This op-ed by Sen. John Kennedy (R-La.) first appeared in The Farmerville Gazette on June 17, 2021.
When winter storms hit our state this February, they wrecked water pipes and took out power in communities across northeast Louisiana. People in parts of Ouachita Parish lived under a boil advisory for almost a week, and roughly 50,000 Louisianians in 11 northeast parishes suffered through boil advisories as well.
In fact, these storms left more than one million Louisianians—approximately a quarter of our state’s population—without access to clean water for at least a week.
Boil advisories have plagued Louisiana communities for longer than the Israelites wandered in the desert, and they’re not limited to natural disasters. In the past six years, Louisiana experienced almost 10,000 of these alerts. More than 1,900 were system-wide advisories, meaning they often affected entire communities. In the last year alone, Louisianians had to endure 1,630 boil advisories, 341 of which were system-wide.
Louisiana’s northeast parishes know that boil advisories aren’t just a minor inconvenience. They’re a major disruption to daily life. When a public water system issues a boil advisory, Louisiana families have to drop what they’re doing so they can boil water to drink, cook, and wash up or rush to the store to buy bottled water.
I want to help make sure Louisianians living in places like Richland, Caldwell, Franklin, LaSalle, and Union Parishes have more reliable access to their drinking water. In just the last few weeks, water systems in these parishes alone issued at least five boil advisories.
To improve our water systems, we need to understand what triggers these boil advisories. That’s why I just introduced an amendment to the Drinking Water and Wastewater Infrastructure Act of 2021 that would help us identify the underlying issues here.
This amendment would require the Environmental Protection Agency to write an annual report on how many boil advisories affect Louisiana and the U.S. This report would also document the reasons that public water systems issued those boil advisories. With that information in hand, states would be better equipped to prevent low pressure or contamination in our water systems.
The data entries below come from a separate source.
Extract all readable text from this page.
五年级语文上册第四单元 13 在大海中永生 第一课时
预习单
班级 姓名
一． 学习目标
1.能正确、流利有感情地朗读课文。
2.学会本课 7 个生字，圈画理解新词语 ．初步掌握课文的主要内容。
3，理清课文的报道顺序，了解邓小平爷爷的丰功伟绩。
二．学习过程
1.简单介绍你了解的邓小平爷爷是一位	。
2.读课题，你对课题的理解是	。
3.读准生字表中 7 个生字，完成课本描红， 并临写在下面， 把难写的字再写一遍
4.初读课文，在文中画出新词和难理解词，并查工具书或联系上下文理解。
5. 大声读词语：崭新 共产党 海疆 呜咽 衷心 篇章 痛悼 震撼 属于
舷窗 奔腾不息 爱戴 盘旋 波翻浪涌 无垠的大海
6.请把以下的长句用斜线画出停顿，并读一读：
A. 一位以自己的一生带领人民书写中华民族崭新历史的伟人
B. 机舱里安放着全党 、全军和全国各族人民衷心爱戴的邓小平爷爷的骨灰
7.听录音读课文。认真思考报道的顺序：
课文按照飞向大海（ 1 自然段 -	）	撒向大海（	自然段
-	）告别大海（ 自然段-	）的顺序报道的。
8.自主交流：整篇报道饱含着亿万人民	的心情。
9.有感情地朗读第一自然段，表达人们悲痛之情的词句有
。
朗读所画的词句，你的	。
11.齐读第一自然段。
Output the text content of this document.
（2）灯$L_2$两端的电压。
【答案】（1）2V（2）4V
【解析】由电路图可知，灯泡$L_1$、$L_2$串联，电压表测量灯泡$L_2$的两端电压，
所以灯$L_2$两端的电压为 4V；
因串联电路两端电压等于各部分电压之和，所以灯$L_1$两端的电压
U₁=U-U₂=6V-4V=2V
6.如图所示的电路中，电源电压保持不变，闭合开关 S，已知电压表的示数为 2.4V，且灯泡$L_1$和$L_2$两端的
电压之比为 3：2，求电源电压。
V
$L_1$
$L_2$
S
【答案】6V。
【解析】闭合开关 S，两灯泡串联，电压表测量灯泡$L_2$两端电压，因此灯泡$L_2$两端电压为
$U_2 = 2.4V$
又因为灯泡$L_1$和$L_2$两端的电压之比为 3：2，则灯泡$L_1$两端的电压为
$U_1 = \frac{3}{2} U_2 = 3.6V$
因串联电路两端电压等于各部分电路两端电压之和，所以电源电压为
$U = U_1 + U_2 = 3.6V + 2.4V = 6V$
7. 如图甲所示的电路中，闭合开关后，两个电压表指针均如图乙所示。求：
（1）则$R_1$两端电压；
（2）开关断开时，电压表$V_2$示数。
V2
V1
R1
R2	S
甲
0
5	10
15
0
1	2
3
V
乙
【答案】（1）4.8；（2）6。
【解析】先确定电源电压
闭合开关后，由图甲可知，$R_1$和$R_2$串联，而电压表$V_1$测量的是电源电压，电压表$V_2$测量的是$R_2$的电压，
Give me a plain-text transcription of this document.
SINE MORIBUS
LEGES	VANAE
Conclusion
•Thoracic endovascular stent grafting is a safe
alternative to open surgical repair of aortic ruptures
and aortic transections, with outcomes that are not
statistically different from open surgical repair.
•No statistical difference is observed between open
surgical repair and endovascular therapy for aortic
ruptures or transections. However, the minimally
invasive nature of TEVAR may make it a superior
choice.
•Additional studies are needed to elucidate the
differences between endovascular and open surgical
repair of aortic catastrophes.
While it’s hard to forge true bipartisanship in Washington these days, senators on both sides of the aisle saw that we need to take a deeper dive into this issue. My amendment received unanimous support and passed the Senate as part of the water infrastructure bill. That means it’s now up to the House of Representatives to do its job so we can get the plan to the president’s desk.
I’m urging lawmakers in the House to do just that because Louisianians deserve to have confidence that there’s no debris or disease in their water. The problem is real, the solution is simple, and there’s no time to lose.